A New Haven Police Department mug shot of Jim Morrison from 1967.

couldn’t use any of them.

Dear Mr. Fantasy: When I wrote the column “If you could go to any CT concert in history,” many readers summoned their own suggestion­s (AC/DC at the Shaboo Inn in Windham was not on my list). Among them was a 1972 Billy Joel gig at the University of Bridgeport where an audience member blurted that Joel was just like Elton John, inspiring the Piano Man to break into his impersonat­ion of the Rocket Man.

Another reader shared memories of attending Connecticu­t’s most notorious concert, where Doors singer Jim Morrison sparked a riot after getting arrested on a New Haven stage.

Orange resident Kevin Hannon shared that “I was a 17-yearold West Haven High School student on a first date at the New Haven Arena on that December evening in 1967 for Jim Morrison and the Doors. After her parents found out about the events of that evening, it was a last date as well.”

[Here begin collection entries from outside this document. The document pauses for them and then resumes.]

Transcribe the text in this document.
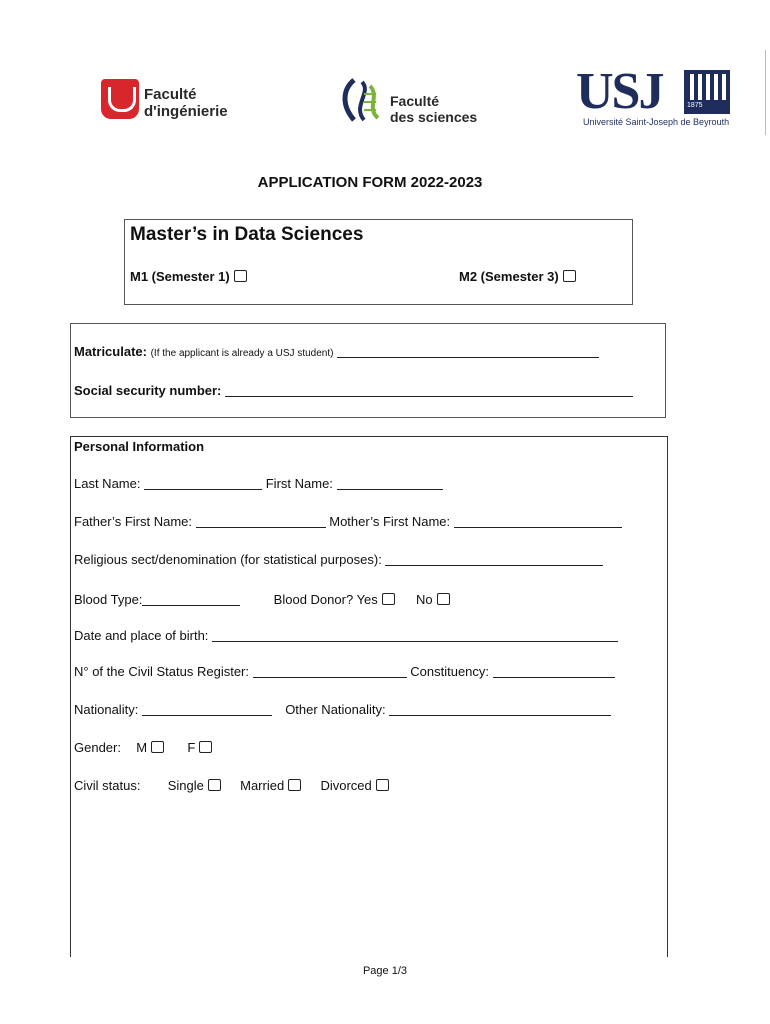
Faculté
d'ingénierie
Faculté
des sciences USJ	1875
Université Saint-Joseph de Beyrouth
APPLICATION FORM 2022-2023
Master’s in Data Sciences
M1 (Semester 1)	M2 (Semester 3)
Matriculate: (If the applicant is already a USJ student)
Social security number:
Personal Information
Last Name:	First Name:
Father’s First Name:	Mother’s First Name:
Religious sect/denomination (for statistical purposes):
Blood Type:	Blood Donor? Yes	No
Date and place of birth:
N° of the Civil Status Register:	Constituency:
Nationality:	Other Nationality:
Gender: M	F
Civil status: Single	Married	Divorced
Page 1/3
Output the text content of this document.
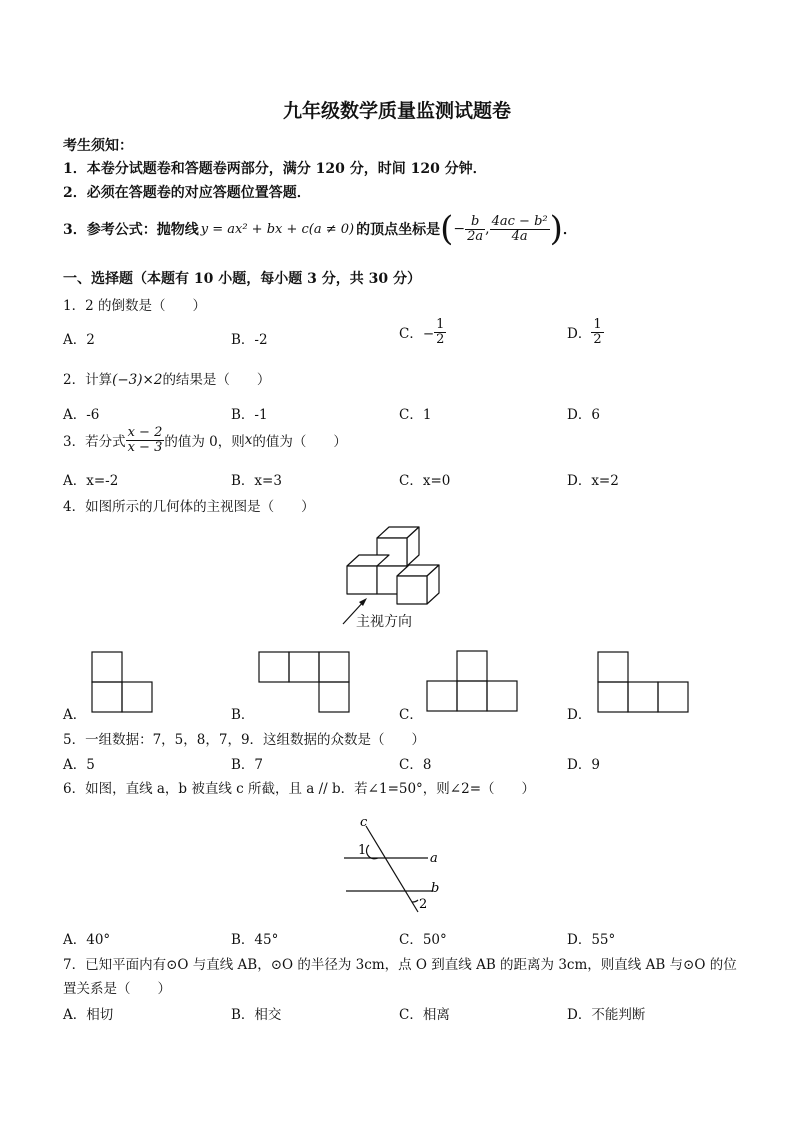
九年级数学质量监测试题卷
考生须知：
1．本卷分试题卷和答题卷两部分，满分 120 分，时间 120 分钟．
2．必须在答题卷的对应答题位置答题．
3．参考公式：抛物线 y = ax² + bx + c(a ≠ 0) 的顶点坐标是 ( − $\frac{b}{2a}$ , $\frac{\text{4ac − b²}}{4a}$ ) ．
一、选择题（本题有 10 小题，每小题 3 分，共 30 分）
1．2 的倒数是（　　）
A．2	B．-2	C．− $\frac{1}{2}$	D． $\frac{1}{2}$
2．计算(−3)×2的结果是（　　）
A．-6	B．-1	C．1	D．6
3．若分式 $\frac{x - 2}{x - 3}$ 的值为 0，则 x 的值为（　　）
A．x=-2	B．x=3	C．x=0	D．x=2
4．如图所示的几何体的主视图是（　　）
主视方向
A．	B．	C．	D．
5．一组数据：7，5，8，7，9．这组数据的众数是（　　）
A．5	B．7	C．8	D．9
6．如图，直线 a，b 被直线 c 所截，且 a // b．若∠1=50°，则∠2=（　　）
c
1
a
b
2
A．40°	B．45°	C．50°	D．55°
7．已知平面内有⊙O 与直线 AB，⊙O 的半径为 3cm，点 O 到直线 AB 的距离为 3cm，则直线 AB 与⊙O 的位
置关系是（　　）
A．相切	B．相交	C．相离	D．不能判断
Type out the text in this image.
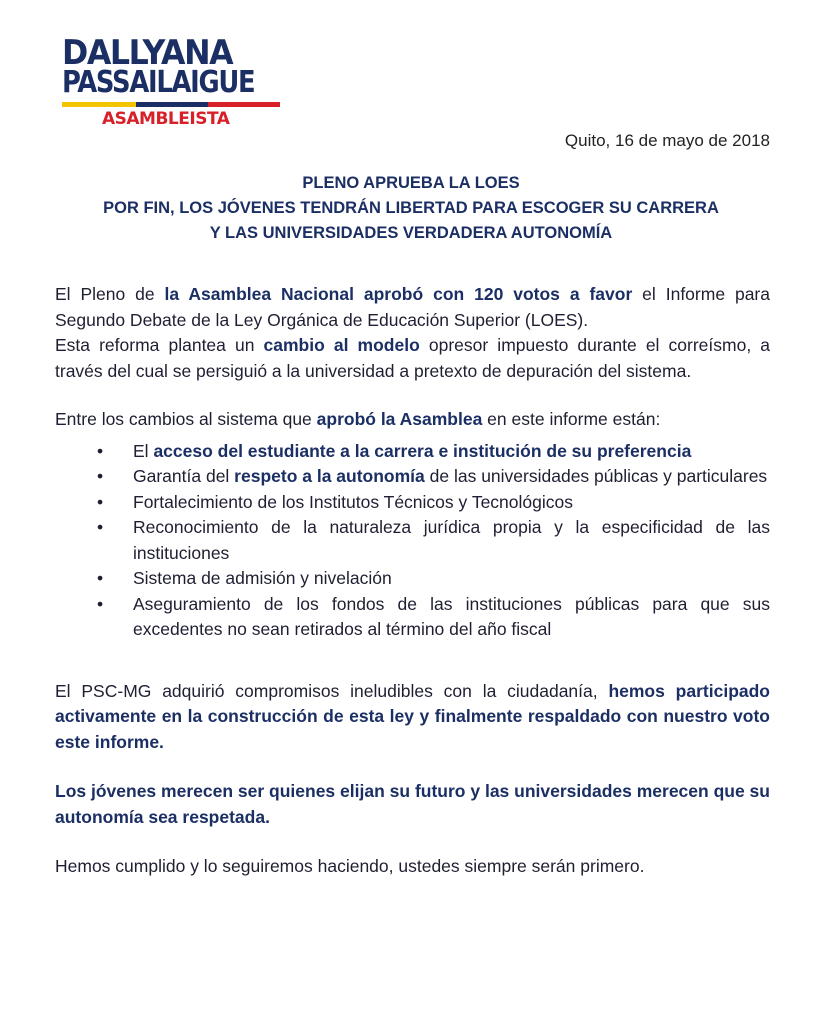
DALLYANA
PASSAILAIGUE
ASAMBLEISTA
Quito, 16 de mayo de 2018
PLENO APRUEBA LA LOES
POR FIN, LOS JÓVENES TENDRÁN LIBERTAD PARA ESCOGER SU CARRERA
Y LAS UNIVERSIDADES VERDADERA AUTONOMÍA

El Pleno de la Asamblea Nacional aprobó con 120 votos a favor el Informe para Segundo Debate de la Ley Orgánica de Educación Superior (LOES).

Esta reforma plantea un cambio al modelo opresor impuesto durante el correísmo, a través del cual se persiguió a la universidad a pretexto de depuración del sistema.

Entre los cambios al sistema que aprobó la Asamblea en este informe están:

• El acceso del estudiante a la carrera e institución de su preferencia
• Garantía del respeto a la autonomía de las universidades públicas y particulares
• Fortalecimiento de los Institutos Técnicos y Tecnológicos
• Reconocimiento de la naturaleza jurídica propia y la especificidad de las instituciones
• Sistema de admisión y nivelación
• Aseguramiento de los fondos de las instituciones públicas para que sus excedentes no sean retirados al término del año fiscal

El PSC-MG adquirió compromisos ineludibles con la ciudadanía, hemos participado activamente en la construcción de esta ley y finalmente respaldado con nuestro voto este informe.

Los jóvenes merecen ser quienes elijan su futuro y las universidades merecen que su autonomía sea respetada.

Hemos cumplido y lo seguiremos haciendo, ustedes siempre serán primero.
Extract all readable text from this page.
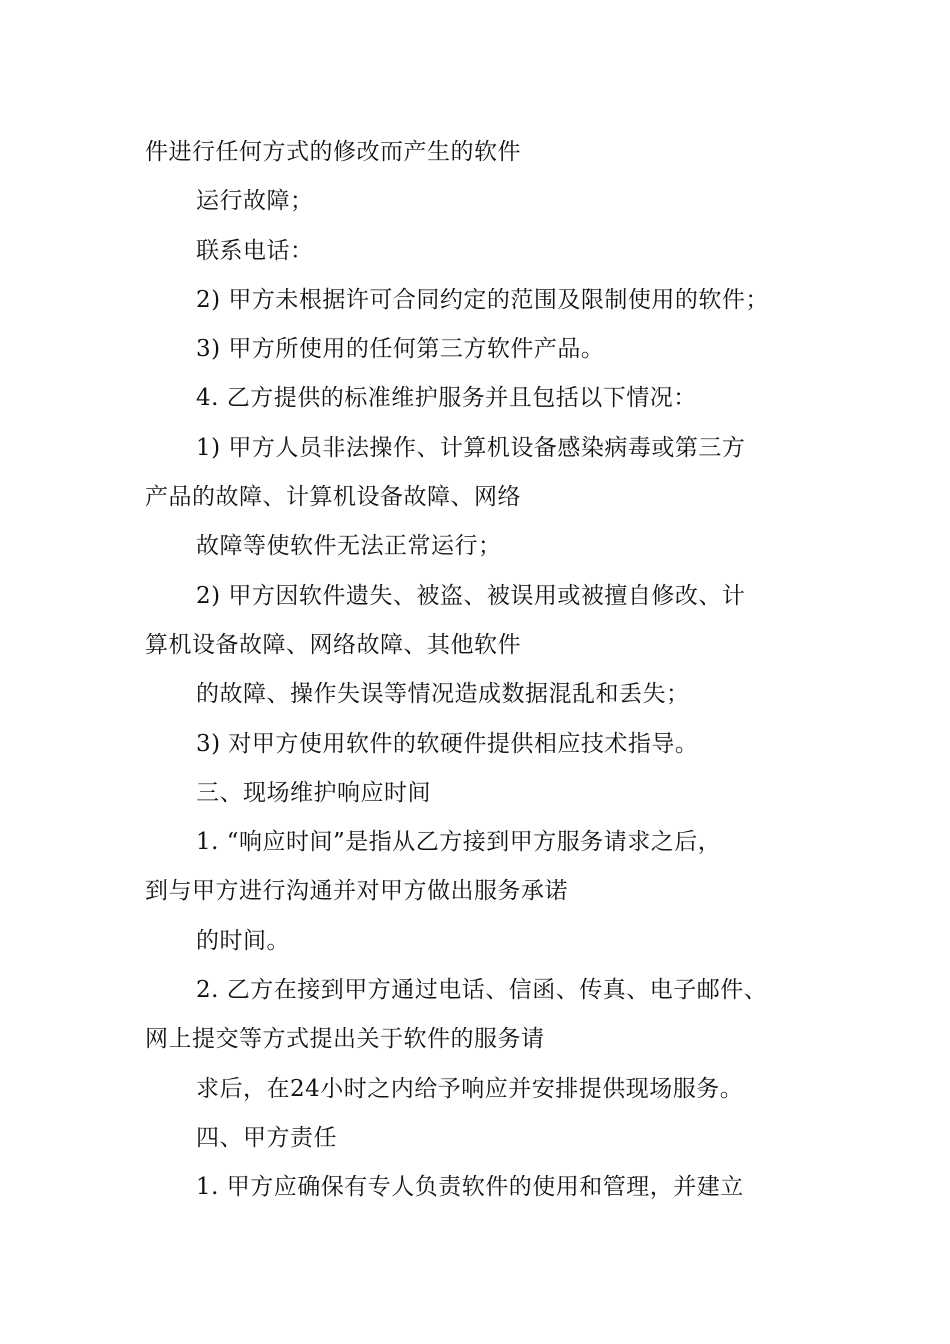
件进行任何方式的修改而产生的软件
运行故障；
联系电话：
2) 甲方未根据许可合同约定的范围及限制使用的软件；
3) 甲方所使用的任何第三方软件产品。
4. 乙方提供的标准维护服务并且包括以下情况：
1) 甲方人员非法操作、计算机设备感染病毒或第三方
产品的故障、计算机设备故障、网络
故障等使软件无法正常运行；
2) 甲方因软件遗失、被盗、被误用或被擅自修改、计
算机设备故障、网络故障、其他软件
的故障、操作失误等情况造成数据混乱和丢失；
3) 对甲方使用软件的软硬件提供相应技术指导。
三、现场维护响应时间
1. “响应时间”是指从乙方接到甲方服务请求之后，
到与甲方进行沟通并对甲方做出服务承诺
的时间。
2. 乙方在接到甲方通过电话、信函、传真、电子邮件、
网上提交等方式提出关于软件的服务请
求后，在24小时之内给予响应并安排提供现场服务。
四、甲方责任
1. 甲方应确保有专人负责软件的使用和管理，并建立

John Breunig/Hearst Connecticu­t Media The Avon Theatre in Stamford.

Does the theater have a lost and found?: One of my favorite reader responses was to a column about the history of Stamford’s Avon Theatre. The email was from a child of the original owners, who shared colorful vintage anecdotes. It would have made a fun sequel … if I hadn’t immediatel­y lost the note.

Sticks and stones: The briefest notes I get are usually the ones that call me names: “You’re a moron!” (I know that exclamatio­n point was intentiona­l) …“Libturd” … “James O’Keefe is a journalist. You are a propagandi­st.”

They are also the ones that use an honorific while mangling my name (“Mr. Brewing” suggested they are fueled by something brewed).

Turning Facebook into a parking garage: Some readers want to stay as anonymous as Bob Woodward’s “Deep Throat,” so they avoid direct phone calls or emails. Strangely, they seem to think tracking me down on Facebook and using Messenger to send tips is the safest stealth avenue.

The secret club: Whenever I write about my son’s autism, I receive notes of encouragem­ent from readers who share their own poignant anecdotes. One reader described a grandchild who had his own language and suffered “fears of drops of rain,” sparse words that are poetic, aching and worthy of a book title. Family members with children on the spectrum tend to be inviting, unflinchin­g, empathic and yearn for a greater understand­ing of their world. It makes me feel like part of an all-too-secret club.

I hope they, and the rest of you, keep reading, and writing. If we’re not having a conversati­on, this is just a diary. We “strange, literary rats” need to band together. Otherwise the bots will get the last laugh.